In Stage One of T4G, 15 non-profits working with disadvantaged youth used our seed capital, training and coaching to scope their digital concepts over a 5-month period. Based on the business cases and pitches put forward, a cohort of five non-profits–Big hART, Autism CRC, Expression Australia, Infoxchange and Orygen–then received Stage Two funding to build and pilot their products. Stage Three funding was just recently released, enabling the cohort to scale their emerging products and services.

Each participant has confirmed what can be achieved when you unleash creativity, experimentation and digital innovation in the non-profit sector– we believe this is a sector well placed to find innovative solutions to some of our most pressing social challenges.

– Jackie Coates, Telstra Foundation

So, what of the impact? From its own feedback loops with the non-profits that make up the present accelerator cohort, the Telstra Foundation has identified four big ways in which T4G is making its mark on participants and their communities.

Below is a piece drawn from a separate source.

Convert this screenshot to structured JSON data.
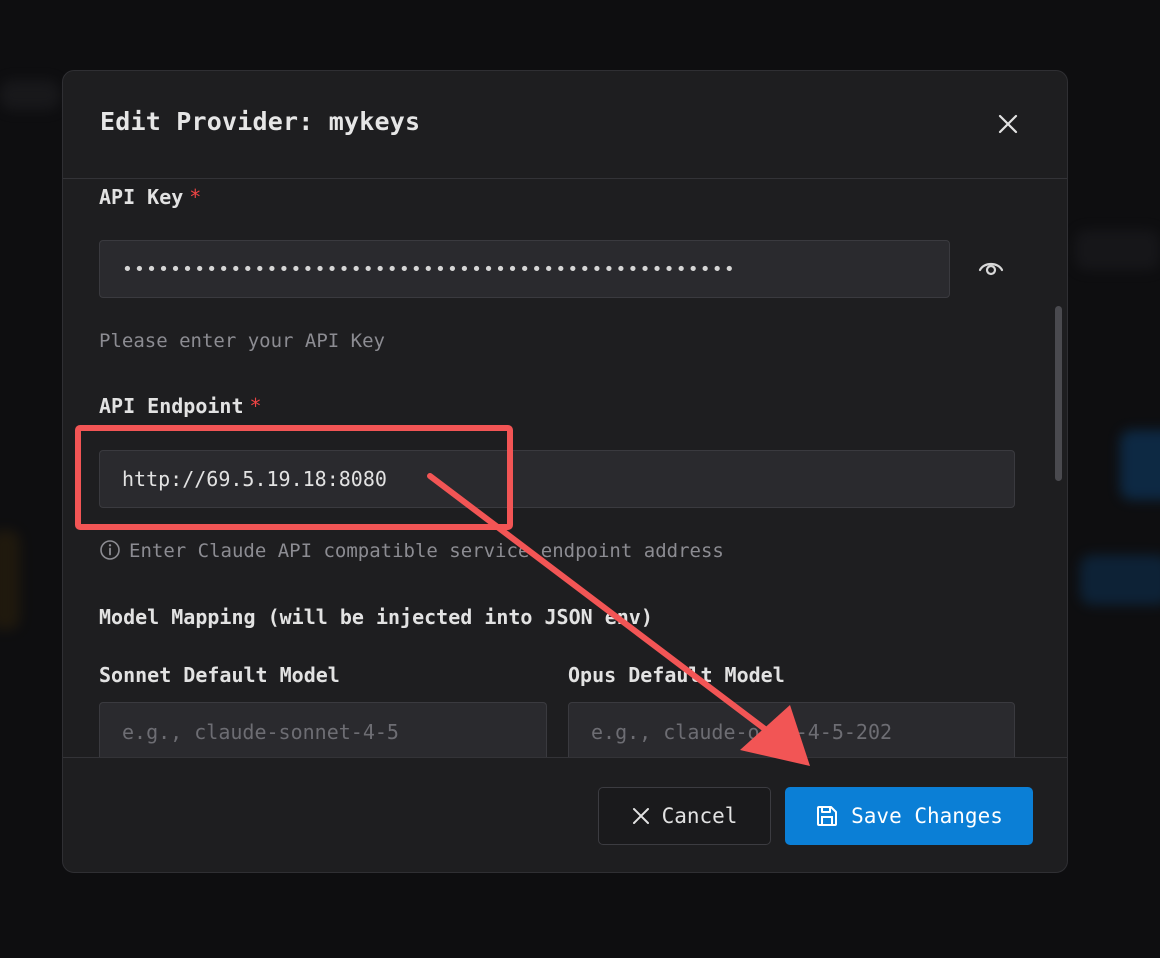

1) Encouraging closer community engagement

T4G empowers non-profits to work closely with the young people they serve in developing new product and service ideas. This co-design approach has helped non-profits to forge deeper empathy with their communities, strengthen connections and be more responsive.

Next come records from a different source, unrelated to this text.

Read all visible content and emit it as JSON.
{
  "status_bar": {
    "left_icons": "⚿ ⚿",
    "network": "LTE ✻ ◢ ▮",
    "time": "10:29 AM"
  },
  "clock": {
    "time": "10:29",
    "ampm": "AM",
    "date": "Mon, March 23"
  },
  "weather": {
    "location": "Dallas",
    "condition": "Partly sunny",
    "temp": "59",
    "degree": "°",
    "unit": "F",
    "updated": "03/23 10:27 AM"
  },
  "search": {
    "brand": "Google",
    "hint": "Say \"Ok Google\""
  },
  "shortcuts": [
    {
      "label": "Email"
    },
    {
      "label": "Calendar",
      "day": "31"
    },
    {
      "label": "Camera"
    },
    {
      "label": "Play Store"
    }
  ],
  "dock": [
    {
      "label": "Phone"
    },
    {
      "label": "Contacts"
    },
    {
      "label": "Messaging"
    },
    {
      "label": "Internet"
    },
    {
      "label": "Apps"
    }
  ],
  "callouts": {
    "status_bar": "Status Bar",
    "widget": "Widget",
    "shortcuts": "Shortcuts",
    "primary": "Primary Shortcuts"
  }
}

The program structure and format has encouraged us to be responsive to young people’s needs in a way no other grant program has ever allowed, let alone enabled.

– T4G Challenge partner

2) Shifting product design mindsets

For non-profits used to funding constraints and ‘waterfall’ management oversight, T4G has revealed a new approach to innovation that has powered a shift in mindset. Working in ambiguity, operating with agility and experimenting (relatively) liberally have become embraced as new norms.

There is an incredible degree of safety and trust in the process. Perfection and winning doesn’t feel like the goal, it’s about learning, understanding, adapting and building a keen focus on users.

– T4G Challenge partner

3) Building capability for today and into the future

Building capability was a driving intention behind T4G and has been delivered in spades. A skills gap has been recognised and is being filled. T4G has given participants training in a range of digital disciplines, which will pay dividends not only in the short-term but also the long-term.

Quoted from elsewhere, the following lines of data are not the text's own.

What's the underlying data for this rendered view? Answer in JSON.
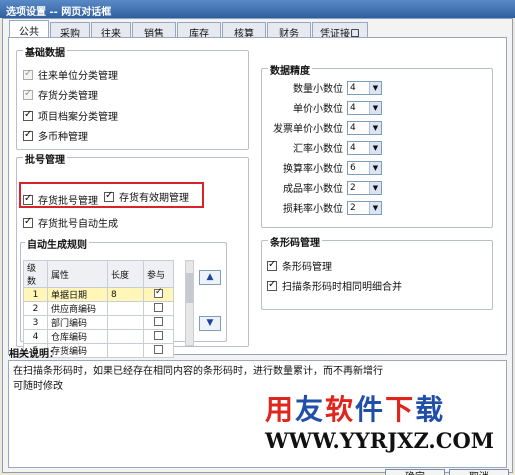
{
  "window": {
    "title": "选项设置 -- 网页对话框"
  },
  "tabs": [
    {
      "label": "公共",
      "active": true
    },
    {
      "label": "采购",
      "active": false
    },
    {
      "label": "往来",
      "active": false
    },
    {
      "label": "销售",
      "active": false
    },
    {
      "label": "库存",
      "active": false
    },
    {
      "label": "核算",
      "active": false
    },
    {
      "label": "财务",
      "active": false
    },
    {
      "label": "凭证接口",
      "active": false
    }
  ],
  "basic_data": {
    "title": "基础数据",
    "items": [
      {
        "label": "往来单位分类管理",
        "checked": true,
        "disabled": true
      },
      {
        "label": "存货分类管理",
        "checked": true,
        "disabled": true
      },
      {
        "label": "项目档案分类管理",
        "checked": true,
        "disabled": false
      },
      {
        "label": "多币种管理",
        "checked": true,
        "disabled": false
      }
    ]
  },
  "batch_mgmt": {
    "title": "批号管理",
    "items": [
      {
        "label": "存货批号管理",
        "checked": true
      },
      {
        "label": "存货有效期管理",
        "checked": true
      },
      {
        "label": "存货批号自动生成",
        "checked": true
      }
    ]
  },
  "auto_rule": {
    "title": "自动生成规则",
    "columns": [
      "级数",
      "属性",
      "长度",
      "参与"
    ],
    "rows": [
      {
        "level": "1",
        "attr": "单据日期",
        "length": "8",
        "join": true
      },
      {
        "level": "2",
        "attr": "供应商编码",
        "length": "",
        "join": false
      },
      {
        "level": "3",
        "attr": "部门编码",
        "length": "",
        "join": false
      },
      {
        "level": "4",
        "attr": "仓库编码",
        "length": "",
        "join": false
      },
      {
        "level": "5",
        "attr": "存货编码",
        "length": "",
        "join": false
      }
    ],
    "up_label": "▲",
    "down_label": "▼"
  },
  "precision": {
    "title": "数据精度",
    "items": [
      {
        "label": "数量小数位",
        "value": "4"
      },
      {
        "label": "单价小数位",
        "value": "4"
      },
      {
        "label": "发票单价小数位",
        "value": "4"
      },
      {
        "label": "汇率小数位",
        "value": "4"
      },
      {
        "label": "换算率小数位",
        "value": "6"
      },
      {
        "label": "成品率小数位",
        "value": "2"
      },
      {
        "label": "损耗率小数位",
        "value": "2"
      }
    ]
  },
  "barcode": {
    "title": "条形码管理",
    "items": [
      {
        "label": "条形码管理",
        "checked": true
      },
      {
        "label": "扫描条形码时相同明细合并",
        "checked": true
      }
    ]
  },
  "description": {
    "title": "相关说明：",
    "lines": [
      "在扫描条形码时，如果已经存在相同内容的条形码时，进行数量累计，而不再新增行",
      "可随时修改"
    ]
  },
  "watermark": {
    "chars": [
      "用",
      "友",
      "软",
      "件",
      "下",
      "载"
    ],
    "url": "WWW.YYRJXZ.COM"
  },
  "buttons": {
    "ok": "确定",
    "cancel": "取消"
  },
  "colors": {
    "highlight_red": "#d8232a",
    "wm_red": "#e0261c",
    "wm_blue": "#1f4fa8",
    "selected_row": "#fff6b8"
  }
}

From a professional development perspective, our team who have been directly involved in the programs have improved their capability and importantly, been given the confidence and support to think differently.

– T4G Challenge partner

4) Delivering organisational ‘ripple effects’

Whilst T4G sought to have specific impact on a relatively small group of product-focused peers within each non-profit, its ‘ripple effects’ have been felt throughout their organisations. There have been broader changes across mindsets, approaches and systems as a result of The T4G Challenge; up-skilling at an individual level has been mirrored by an upgrading of operating practices at an organisational level.

It is not an overstatement to say that we now operate as a start-up in many ways thanks to the encouragement and knowledge that we have gained from this program.

– T4G Challenge partner

The biggest impact has been the mindset shift. The skills and learning acquired have meant that the company is in a much better place to use digital solutions to better serve the communities and young people we work with.

– Mark Leahy, Big hART

Of course, we can’t forget the overall impact this is all striving for–improving the lives of disadvantaged young people. Early data on the social impact being created by T4G –via its incredible non-profit partners at Big hART, Autism CRC, Expression Australia, Infoxchange and Orygen–will be coming soon. For the Telstra Foundation this will only be the beginning of what is hoped to be a significant trail of impact over the medium- and long-term.

Next, we join our cohort as they move into a scaling mode. Where the opportunity to create social impact will be greater than ever and, we hope, the ripple effects will continue to be felt throughout our partner organisations. We’ll keep you posted.